Pleas were also posted on social media sites, some with video showing debris-covered water sloshing toward homes’ eaves.

Brittany Hailer, a journalist in Pittsburgh, contacted rescuers about her mother in North Fort Myers, whose home was swamped by one-and-a-half metres of water.

“We don’t know when the water’s going to go down. We don’t know how they’re going to leave, their cars are totalled,” Hailer said.

“Her only way out is on a boat.”

Scenes from across Florida which is being battered by Hurricane Ian. Credit: AP
A staff member stands in a flooded hallway at HCA Florida Fawcett Hospital, while clothes soaks up water. Credit: Dr. Birgit Bodine,
A truck in Key West pulls a man on a kayak on a low-lying road after flooding. Credit: AP

Hurricane-force winds were expected across central Florida through early Thursday with widespread, catastrophic flooding likely, the Miami-based hurricane centre said.

The storm previously tore into Cuba, killing two people and bringing down the country’s electrical grid.

More than two million Florida homes and businesses were left without electricity, according to the PowerOutage website.

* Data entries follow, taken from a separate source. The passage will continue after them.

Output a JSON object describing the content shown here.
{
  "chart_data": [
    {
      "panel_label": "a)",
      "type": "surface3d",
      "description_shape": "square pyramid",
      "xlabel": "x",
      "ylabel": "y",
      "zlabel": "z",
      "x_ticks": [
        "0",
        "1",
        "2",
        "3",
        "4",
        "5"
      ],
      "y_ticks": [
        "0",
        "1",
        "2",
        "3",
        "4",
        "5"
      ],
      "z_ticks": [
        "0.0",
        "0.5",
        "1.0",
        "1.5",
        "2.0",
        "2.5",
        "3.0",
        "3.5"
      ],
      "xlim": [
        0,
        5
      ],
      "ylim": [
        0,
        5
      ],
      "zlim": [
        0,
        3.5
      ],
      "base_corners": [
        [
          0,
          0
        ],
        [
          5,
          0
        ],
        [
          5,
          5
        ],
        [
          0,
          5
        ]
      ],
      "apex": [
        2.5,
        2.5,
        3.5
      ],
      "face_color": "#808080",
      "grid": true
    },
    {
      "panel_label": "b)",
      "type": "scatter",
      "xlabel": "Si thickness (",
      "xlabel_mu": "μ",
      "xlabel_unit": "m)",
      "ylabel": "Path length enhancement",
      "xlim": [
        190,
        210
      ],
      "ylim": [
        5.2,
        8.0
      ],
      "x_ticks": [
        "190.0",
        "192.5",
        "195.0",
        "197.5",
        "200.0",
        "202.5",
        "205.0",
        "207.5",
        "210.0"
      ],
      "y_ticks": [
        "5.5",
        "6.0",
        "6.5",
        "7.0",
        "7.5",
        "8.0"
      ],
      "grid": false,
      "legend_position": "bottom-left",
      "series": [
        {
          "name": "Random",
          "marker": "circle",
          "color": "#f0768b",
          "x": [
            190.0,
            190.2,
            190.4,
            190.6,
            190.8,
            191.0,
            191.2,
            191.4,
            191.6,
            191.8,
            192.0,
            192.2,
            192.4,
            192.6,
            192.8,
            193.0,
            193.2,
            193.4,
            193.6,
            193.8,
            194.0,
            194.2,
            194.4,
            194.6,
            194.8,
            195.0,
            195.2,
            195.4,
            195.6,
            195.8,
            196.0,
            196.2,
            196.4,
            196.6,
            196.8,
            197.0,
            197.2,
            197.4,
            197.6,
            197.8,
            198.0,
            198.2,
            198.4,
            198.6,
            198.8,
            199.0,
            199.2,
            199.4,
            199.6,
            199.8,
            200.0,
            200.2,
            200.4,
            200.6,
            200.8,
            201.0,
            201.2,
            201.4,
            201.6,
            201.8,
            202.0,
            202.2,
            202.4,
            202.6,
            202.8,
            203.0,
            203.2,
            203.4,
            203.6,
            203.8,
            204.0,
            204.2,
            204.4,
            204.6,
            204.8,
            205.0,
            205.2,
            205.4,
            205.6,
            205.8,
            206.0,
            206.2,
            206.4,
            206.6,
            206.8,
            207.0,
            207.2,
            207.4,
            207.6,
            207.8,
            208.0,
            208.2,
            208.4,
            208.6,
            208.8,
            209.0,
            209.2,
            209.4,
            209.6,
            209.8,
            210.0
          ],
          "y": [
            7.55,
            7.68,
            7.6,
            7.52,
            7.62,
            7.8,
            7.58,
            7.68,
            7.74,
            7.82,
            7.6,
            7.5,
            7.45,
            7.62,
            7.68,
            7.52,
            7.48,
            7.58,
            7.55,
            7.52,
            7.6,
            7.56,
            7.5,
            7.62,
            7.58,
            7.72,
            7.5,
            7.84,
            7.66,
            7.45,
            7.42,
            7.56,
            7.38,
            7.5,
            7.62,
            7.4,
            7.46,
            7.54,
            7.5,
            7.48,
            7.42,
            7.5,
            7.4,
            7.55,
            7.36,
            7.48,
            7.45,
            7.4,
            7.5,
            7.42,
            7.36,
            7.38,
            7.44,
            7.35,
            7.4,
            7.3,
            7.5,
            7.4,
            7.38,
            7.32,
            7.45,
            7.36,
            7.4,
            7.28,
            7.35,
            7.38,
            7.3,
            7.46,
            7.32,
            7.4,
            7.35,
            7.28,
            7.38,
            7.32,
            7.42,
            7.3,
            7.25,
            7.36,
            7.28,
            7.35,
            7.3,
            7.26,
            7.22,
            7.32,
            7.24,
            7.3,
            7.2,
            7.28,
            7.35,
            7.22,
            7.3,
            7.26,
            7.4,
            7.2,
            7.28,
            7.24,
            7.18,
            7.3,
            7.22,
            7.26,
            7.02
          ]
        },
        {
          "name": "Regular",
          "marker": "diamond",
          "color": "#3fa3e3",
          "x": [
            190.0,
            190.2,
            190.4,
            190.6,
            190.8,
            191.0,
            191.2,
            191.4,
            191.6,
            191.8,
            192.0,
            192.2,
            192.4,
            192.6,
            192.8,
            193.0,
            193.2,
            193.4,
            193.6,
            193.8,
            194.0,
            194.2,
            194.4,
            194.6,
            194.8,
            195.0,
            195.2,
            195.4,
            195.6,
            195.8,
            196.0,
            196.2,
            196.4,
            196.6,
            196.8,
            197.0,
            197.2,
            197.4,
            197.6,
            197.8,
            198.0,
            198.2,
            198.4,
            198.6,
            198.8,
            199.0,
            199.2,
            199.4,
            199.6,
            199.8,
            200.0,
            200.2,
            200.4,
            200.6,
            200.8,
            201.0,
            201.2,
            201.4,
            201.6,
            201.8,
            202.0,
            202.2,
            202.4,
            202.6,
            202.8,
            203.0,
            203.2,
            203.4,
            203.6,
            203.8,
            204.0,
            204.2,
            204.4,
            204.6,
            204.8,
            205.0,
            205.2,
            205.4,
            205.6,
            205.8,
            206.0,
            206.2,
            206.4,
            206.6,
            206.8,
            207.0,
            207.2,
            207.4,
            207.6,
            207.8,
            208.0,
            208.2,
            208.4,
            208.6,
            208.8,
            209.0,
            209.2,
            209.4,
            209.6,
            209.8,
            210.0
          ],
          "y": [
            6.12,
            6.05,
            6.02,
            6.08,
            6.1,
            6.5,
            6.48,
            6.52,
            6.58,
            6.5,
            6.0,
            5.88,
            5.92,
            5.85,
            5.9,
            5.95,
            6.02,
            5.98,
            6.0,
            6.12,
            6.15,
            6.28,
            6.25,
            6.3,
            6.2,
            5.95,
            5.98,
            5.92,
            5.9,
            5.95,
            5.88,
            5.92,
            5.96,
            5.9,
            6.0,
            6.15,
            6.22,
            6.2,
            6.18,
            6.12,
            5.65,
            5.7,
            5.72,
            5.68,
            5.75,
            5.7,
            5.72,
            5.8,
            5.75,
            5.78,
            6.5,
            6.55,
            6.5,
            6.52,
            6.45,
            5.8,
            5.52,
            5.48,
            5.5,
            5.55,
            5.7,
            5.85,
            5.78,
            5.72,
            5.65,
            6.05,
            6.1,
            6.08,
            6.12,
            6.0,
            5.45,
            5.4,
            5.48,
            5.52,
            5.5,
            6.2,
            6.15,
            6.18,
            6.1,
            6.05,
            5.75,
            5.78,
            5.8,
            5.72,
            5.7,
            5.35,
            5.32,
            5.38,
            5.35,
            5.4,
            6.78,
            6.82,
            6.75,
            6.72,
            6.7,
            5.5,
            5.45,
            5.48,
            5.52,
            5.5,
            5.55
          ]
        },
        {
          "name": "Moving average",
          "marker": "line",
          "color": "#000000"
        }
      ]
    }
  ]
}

Nearly every home and business in three counties was without power.

Sheriff Bull Prummell of Charlotte County, just north of Fort Myers, announced a curfew between 9pm and 6am “for life-saving purposes,” saying violators may face second-degree misdemeanour charges.

The governors of South Carolina, North Carolina, Georgia and Virginia all pre-emptively declared states of emergency. Forecasters predicted Ian will turn toward those states as a tropical storm, likely dumping more flooding rains into the weekend.